As we walk along the beach, the other volunteer Rowshni Ahmed sweeps the beach with a strong spotlight, looking for anything we might not want to walk into.
Saltwater crocodiles, for instance.
The group have usually seen one or two a night on the beach, and they're visible from a good distance away because their eyes reflect in the torch light.
"It's quite easy to see them from far off, I'd say from 100 to 200 metres or even more you can see the big red eye really clearly," Rowshni says.
"More often than not these two, or 2.5 metre crock run seem to run away from the spotlight.
"The other day we had someone surfing along the beach with us for a kilometre or so though."
There's also a local crocodile, Stumpy, at the other end of the beach the group have been warned about.
"He's known as Stumpy because he has one leg missing, and we've seen his tracks lying around the place."
We have to walk up the beach a little bit, as Glenn likes to keep at least six metres away from the water's edge.
It means we're walking on loose, dry sand, and it's surprisingly hard going.
It's also uncomfortably humid, and still pretty warm, probably around 30 degrees. There's an offshore breeze blowing, but at times even it is almost uncomfortably hot.
But we take our time and meander along, taking breaks along the way and it's not too hard.
By the end of the beach we haven't seen anything - croc or turtle - so we turn around and start the 3.5 kilometre walk back.
"It's a relaxing walk back for us, probably some star gazing, and just waiting for any late turtles to waddle up, and then we head back home," says Rowshni.
There are no turtles on the return trip, but it's hard to say that walking along a beautiful, remote beach by moonlight is disappointing.
But still, I'd come for the turtles, so the next night I headed out with the other patrol group, led by a German named Anna, who also works for CVA.
Anna's team also haven't seen any turtles in 12 nights of patrols, but as we start walking along the beach she's brimming with certainty.
"We're going to find one in half an hour, I'm very confident," she boldly predicts.
So that would mean that at exactly 7:46pm we should be seeing a turtle.
"If it's not a turtle, it's going to be a crocodile," she adds.
For the next half an hour we walk along the beach and nothing much happens.
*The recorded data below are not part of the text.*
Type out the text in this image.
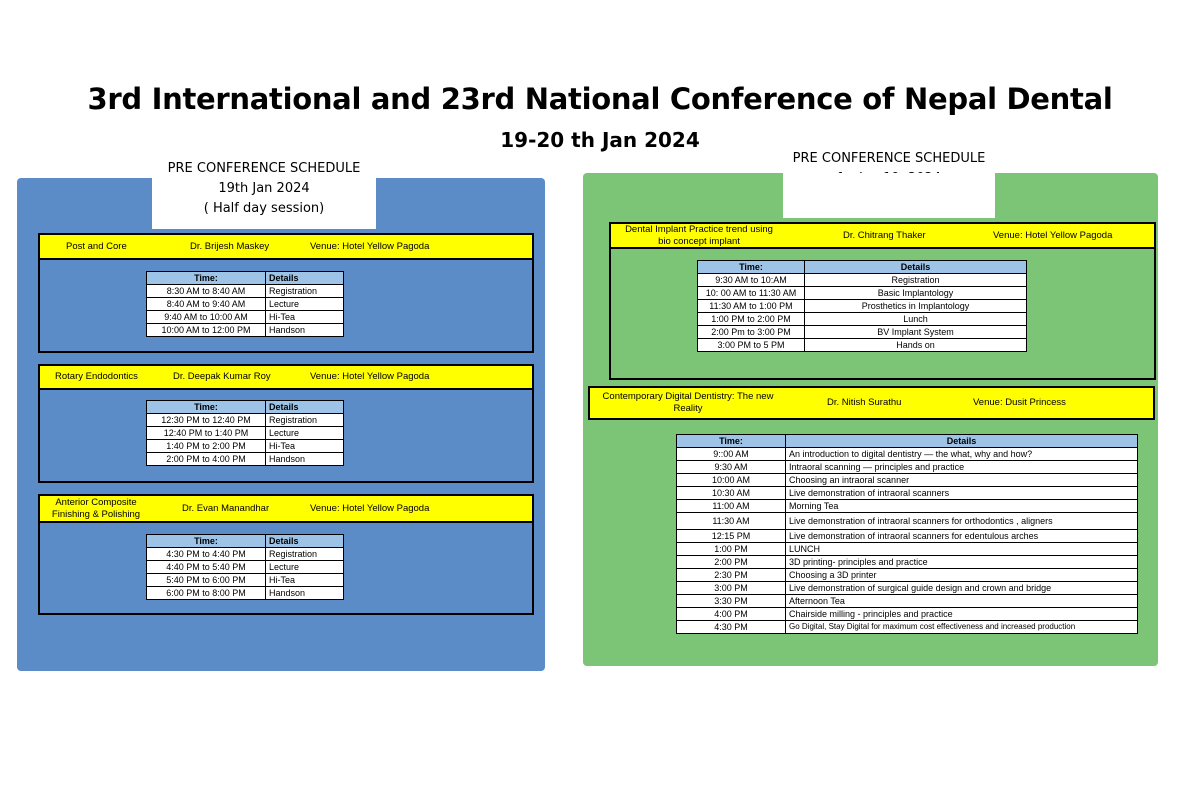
3rd International and 23rd National Conference of Nepal Dental
19-20 th Jan 2024
PRE CONFERENCE SCHEDULE
19th Jan 2024
( Half day session)
Post and Core	Dr. Brijesh Maskey	Venue: Hotel Yellow Pagoda
Time:	Details
8:30 AM to 8:40 AM	Registration
8:40 AM to 9:40 AM	Lecture
9:40 AM to 10:00 AM	Hi-Tea
10:00 AM to 12:00 PM	Handson
Rotary Endodontics	Dr. Deepak Kumar Roy	Venue: Hotel Yellow Pagoda
Time:	Details
12:30 PM to 12:40 PM	Registration
12:40 PM to 1:40 PM	Lecture
1:40 PM to 2:00 PM	Hi-Tea
2:00 PM to 4:00 PM	Handson
Anterior Composite Finishing & Polishing
Dr. Evan Manandhar	Venue: Hotel Yellow Pagoda
Time:	Details
4:30 PM to 4:40 PM	Registration
4:40 PM to 5:40 PM	Lecture
5:40 PM to 6:00 PM	Hi-Tea
6:00 PM to 8:00 PM	Handson
PRE CONFERENCE SCHEDULE
Dental Implant Practice trend using bio concept implant
Dr. Chitrang Thaker	Venue: Hotel Yellow Pagoda
Time:	Details
9:30 AM to 10:AM	Registration
10: 00 AM to 11:30 AM	Basic Implantology
11:30 AM to 1:00 PM	Prosthetics in Implantology
1:00 PM to 2:00 PM	Lunch
2:00 Pm to 3:00 PM	BV Implant System
3:00 PM to 5 PM	Hands on
Contemporary Digital Dentistry: The new Reality
Dr. Nitish Surathu	Venue: Dusit Princess
Time:	Details
9::00 AM	An introduction to digital dentistry — the what, why and how?
9:30 AM	Intraoral scanning — principles and practice
10:00 AM	Choosing an intraoral scanner
10:30 AM	Live demonstration of intraoral scanners
11:00 AM	Morning Tea
11:30 AM	Live demonstration of intraoral scanners for orthodontics , aligners
12:15 PM	Live demonstration of intraoral scanners for edentulous arches
1:00 PM	LUNCH
2:00 PM	3D printing- principles and practice
2:30 PM	Choosing a 3D printer
3:00 PM	Live demonstration of surgical guide design and crown and bridge
3:30 PM	Afternoon Tea
4:00 PM	Chairside milling - principles and practice
4:30 PM	Go Digital, Stay Digital for maximum cost effectiveness and increased production
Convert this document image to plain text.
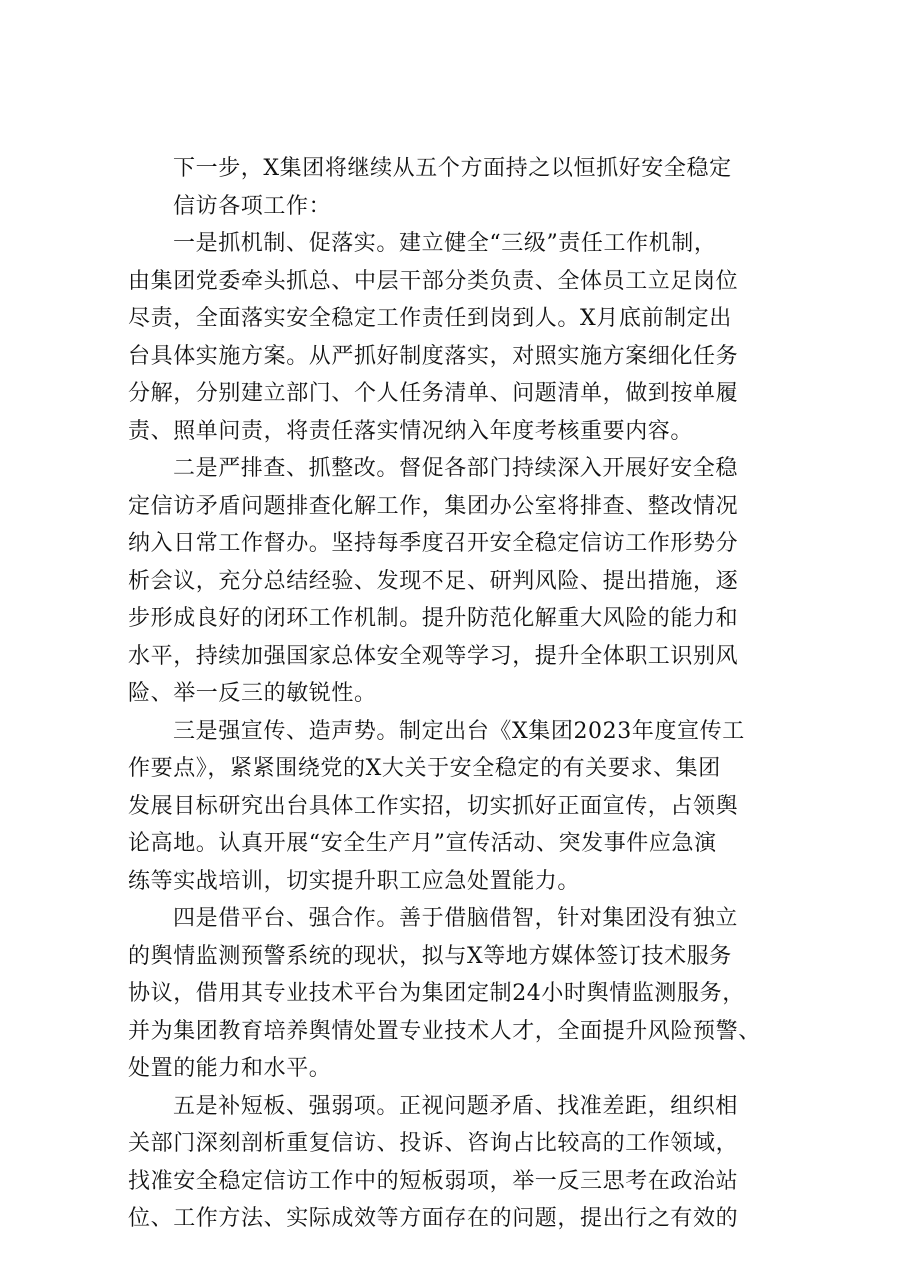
下一步，X集团将继续从五个方面持之以恒抓好安全稳定
信访各项工作：
一是抓机制、促落实。建立健全“三级”责任工作机制，
由集团党委牵头抓总、中层干部分类负责、全体员工立足岗位
尽责，全面落实安全稳定工作责任到岗到人。X月底前制定出
台具体实施方案。从严抓好制度落实，对照实施方案细化任务
分解，分别建立部门、个人任务清单、问题清单，做到按单履
责、照单问责，将责任落实情况纳入年度考核重要内容。
二是严排查、抓整改。督促各部门持续深入开展好安全稳
定信访矛盾问题排查化解工作，集团办公室将排查、整改情况
纳入日常工作督办。坚持每季度召开安全稳定信访工作形势分
析会议，充分总结经验、发现不足、研判风险、提出措施，逐
步形成良好的闭环工作机制。提升防范化解重大风险的能力和
水平，持续加强国家总体安全观等学习，提升全体职工识别风
险、举一反三的敏锐性。
三是强宣传、造声势。制定出台《X集团2023年度宣传工
作要点》，紧紧围绕党的X大关于安全稳定的有关要求、集团
发展目标研究出台具体工作实招，切实抓好正面宣传，占领舆
论高地。认真开展“安全生产月”宣传活动、突发事件应急演
练等实战培训，切实提升职工应急处置能力。
四是借平台、强合作。善于借脑借智，针对集团没有独立
的舆情监测预警系统的现状，拟与X等地方媒体签订技术服务
协议，借用其专业技术平台为集团定制24小时舆情监测服务，
并为集团教育培养舆情处置专业技术人才，全面提升风险预警、
处置的能力和水平。
五是补短板、强弱项。正视问题矛盾、找准差距，组织相
关部门深刻剖析重复信访、投诉、咨询占比较高的工作领域，
找准安全稳定信访工作中的短板弱项，举一反三思考在政治站
位、工作方法、实际成效等方面存在的问题，提出行之有效的
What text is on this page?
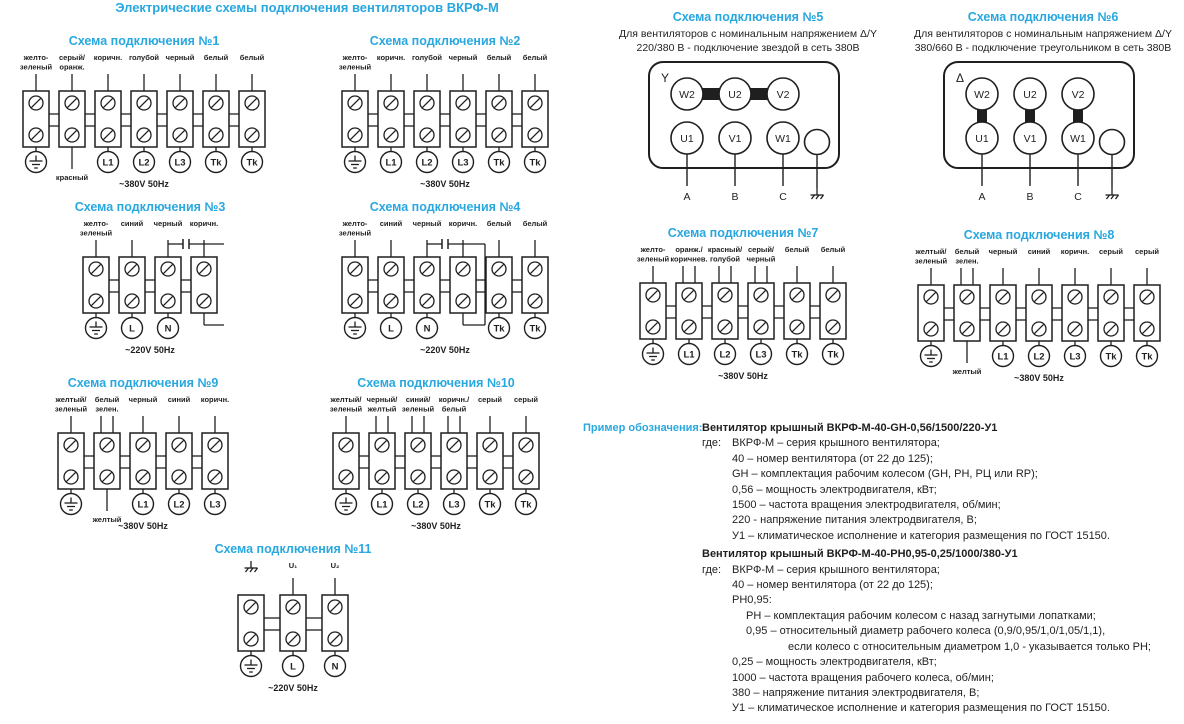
Электрические схемы подключения вентиляторов ВКРФ-М
Схема подключения №1
желто-
зеленый
серый/
оранж.
красный
коричн.
L1
голубой
L2
черный
L3
белый
Tk
белый
Tk
~380V 50Hz
Схема подключения №2
желто-
зеленый
коричн.
L1
голубой
L2
черный
L3
белый
Tk
белый
Tk
~380V 50Hz
Схема подключения №3
желто-
зеленый
синий
L
черный
N
коричн.
~220V 50Hz
Схема подключения №4
желто-
зеленый
синий
L
черный
N
коричн. белый
Tk
белый
Tk
~220V 50Hz
Схема подключения №5
Для вентиляторов с номинальным напряжением Δ/Y 220/380 В - подключение звездой в сеть 380В
Y
W2	U2	V2
U1
A
V1
B
W1
C
Схема подключения №6
Для вентиляторов с номинальным напряжением Δ/Y 380/660 В - подключение треугольником в сеть 380В
Δ
W2	U2	V2
U1
A
V1
B
W1
C
Схема подключения №7
желто-
зеленый
оранж./
коричнев.
L1
красный/
голубой
L2
серый/
черный
L3
белый
Tk
белый
Tk
~380V 50Hz
Схема подключения №8
желтый/
зеленый
белый
зелен.
желтый
черный
L1
синий
L2
коричн.
L3
серый
Tk
серый
Tk
~380V 50Hz
Схема подключения №9
желтый/
зеленый
белый
зелен.
желтый
черный
L1
синий
L2
коричн.
L3
~380V 50Hz
Схема подключения №10
желтый/
зеленый
черный/
желтый
L1
синий/
зеленый
L2
коричн./
белый
L3
серый
Tk
серый
Tk
~380V 50Hz
Схема подключения №11
U₁
L
U₂
N
~220V 50Hz
Пример обозначения: Вентилятор крышный ВКРФ-М-40-GH-0,56/1500/220-У1
где: ВКРФ-М – серия крышного вентилятора;
40 – номер вентилятора (от 22 до 125);
GH – комплектация рабочим колесом (GH, PH, РЦ или RP);
0,56 – мощность электродвигателя, кВт;
1500 – частота вращения электродвигателя, об/мин;
220 - напряжение питания электродвигателя, В;
У1 – климатическое исполнение и категория размещения по ГОСТ 15150.
Вентилятор крышный ВКРФ-М-40-РН0,95-0,25/1000/380-У1
где: ВКРФ-М – серия крышного вентилятора;
40 – номер вентилятора (от 22 до 125);
РН0,95:
РН – комплектация рабочим колесом с назад загнутыми лопатками;
0,95 – относительный диаметр рабочего колеса (0,9/0,95/1,0/1,05/1,1),
если колесо с относительным диаметром 1,0 - указывается только РН;
0,25 – мощность электродвигателя, кВт;
1000 – частота вращения рабочего колеса, об/мин;
380 – напряжение питания электродвигателя, В;
У1 – климатическое исполнение и категория размещения по ГОСТ 15150.
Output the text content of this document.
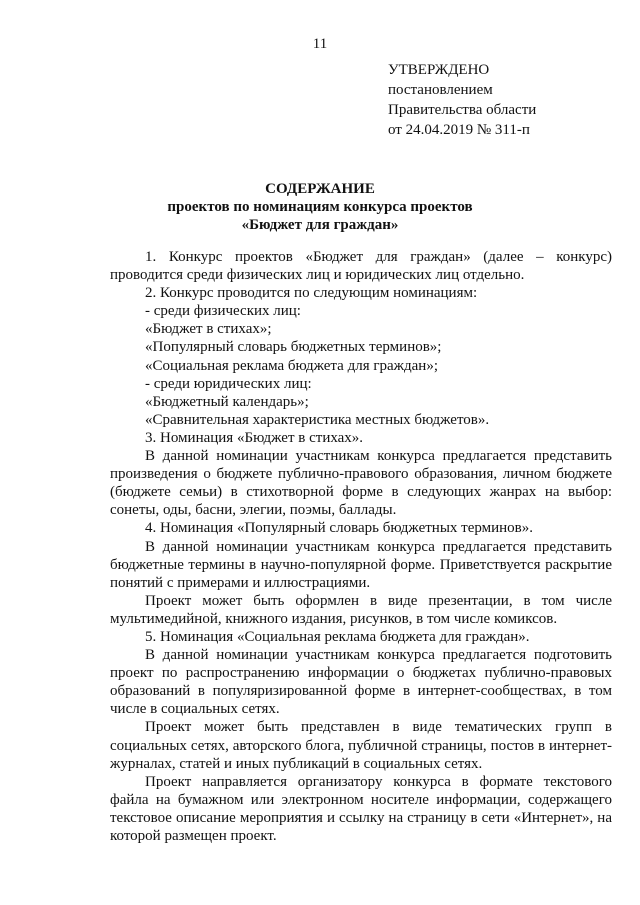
11
УТВЕРЖДЕНО
постановлением
Правительства области
от 24.04.2019 № 311-п
СОДЕРЖАНИЕ
проектов по номинациям конкурса проектов
«Бюджет для граждан»

1. Конкурс проектов «Бюджет для граждан» (далее – конкурс) проводится среди физических лиц и юридических лиц отдельно.

2. Конкурс проводится по следующим номинациям:

- среди физических лиц:

«Бюджет в стихах»;

«Популярный словарь бюджетных терминов»;

«Социальная реклама бюджета для граждан»;

- среди юридических лиц:

«Бюджетный календарь»;

«Сравнительная характеристика местных бюджетов».

3. Номинация «Бюджет в стихах».

В данной номинации участникам конкурса предлагается представить произведения о бюджете публично-правового образования, личном бюджете (бюджете семьи) в стихотворной форме в следующих жанрах на выбор: сонеты, оды, басни, элегии, поэмы, баллады.

4. Номинация «Популярный словарь бюджетных терминов».

В данной номинации участникам конкурса предлагается представить бюджетные термины в научно-популярной форме. Приветствуется раскрытие понятий с примерами и иллюстрациями.

Проект может быть оформлен в виде презентации, в том числе мультимедийной, книжного издания, рисунков, в том числе комиксов.

5. Номинация «Социальная реклама бюджета для граждан».

В данной номинации участникам конкурса предлагается подготовить проект по распространению информации о бюджетах публично-правовых образований в популяризированной форме в интернет-сообществах, в том числе в социальных сетях.

Проект может быть представлен в виде тематических групп в социальных сетях, авторского блога, публичной страницы, постов в интернет-журналах, статей и иных публикаций в социальных сетях.

Проект направляется организатору конкурса в формате текстового файла на бумажном или электронном носителе информации, содержащего текстовое описание мероприятия и ссылку на страницу в сети «Интернет», на которой размещен проект.
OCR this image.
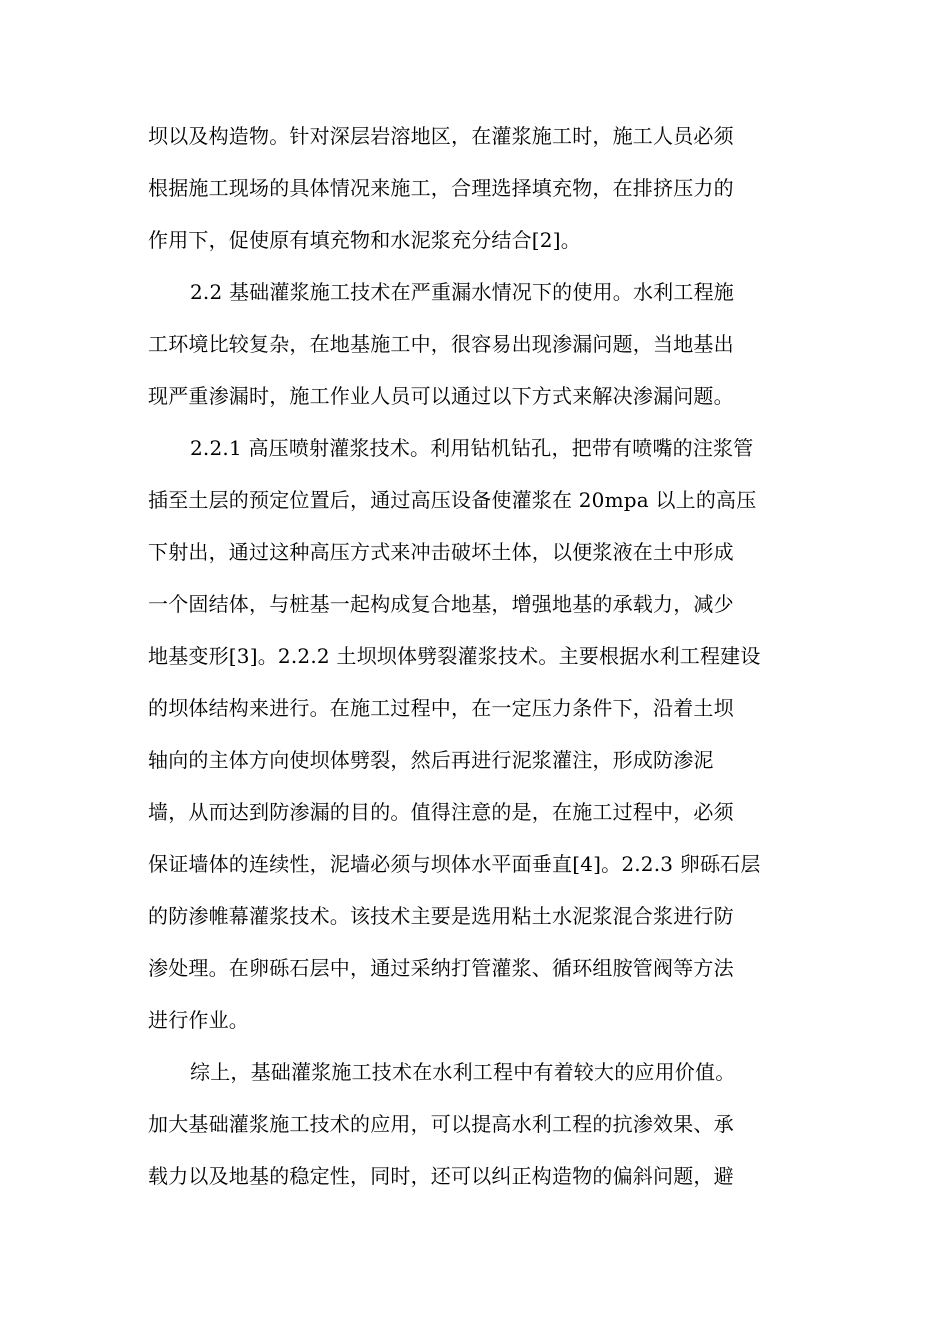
坝以及构造物。针对深层岩溶地区，在灌浆施工时，施工人员必须
根据施工现场的具体情况来施工，合理选择填充物，在排挤压力的
作用下，促使原有填充物和水泥浆充分结合[2]。
2.2 基础灌浆施工技术在严重漏水情况下的使用。水利工程施
工环境比较复杂，在地基施工中，很容易出现渗漏问题，当地基出
现严重渗漏时，施工作业人员可以通过以下方式来解决渗漏问题。
2.2.1 高压喷射灌浆技术。利用钻机钻孔，把带有喷嘴的注浆管
插至土层的预定位置后，通过高压设备使灌浆在 20mpa 以上的高压
下射出，通过这种高压方式来冲击破坏土体，以便浆液在土中形成
一个固结体，与桩基一起构成复合地基，增强地基的承载力，减少
地基变形[3]。2.2.2 土坝坝体劈裂灌浆技术。主要根据水利工程建设
的坝体结构来进行。在施工过程中，在一定压力条件下，沿着土坝
轴向的主体方向使坝体劈裂，然后再进行泥浆灌注，形成防渗泥
墙，从而达到防渗漏的目的。值得注意的是，在施工过程中，必须
保证墙体的连续性，泥墙必须与坝体水平面垂直[4]。2.2.3 卵砾石层
的防渗帷幕灌浆技术。该技术主要是选用粘土水泥浆混合浆进行防
渗处理。在卵砾石层中，通过采纳打管灌浆、循环组胺管阀等方法
进行作业。
综上，基础灌浆施工技术在水利工程中有着较大的应用价值。
加大基础灌浆施工技术的应用，可以提高水利工程的抗渗效果、承
载力以及地基的稳定性，同时，还可以纠正构造物的偏斜问题，避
At exactly 7:45pm though, the volunteer with the spotlight stops us. She's seen a glowing red eye in the distance - and it's not running away!
"We just spotted something so we're just getting a bit closer to get an idea what it is, and it might be a crocodile lying lazy on the beach.
"We put the spotlight on it and usually it runs straight back into the water, but we don't get close or anything. We keep a good distance and if it doesn't move we go around it, but with lots and lots of distance."
It's right at the end of the beach and as we get to maybe within a hundred metres of it, Anna decides we're close enough - as we're at the point where they usually turn around anyway.
"It could be Stumpy the big crocodile waiting for us," she says jokingly.
"This is where we turn around anyway, so we'll head back to the other end of the beach."
So there are no turtles to be spotted for my second night in a row, but it's the groups twelth night on patrol.
There's another patrol heading out from 2am to 5am after us, and they have no luck either.
It's bad luck for the volunteers not to see what they travelled all that way for, but they do get to spend the day fishing, reading books in a hammock and trying to catch up on some sleep.
So even without seeing any green turtles nesting, no one's really complaining too much.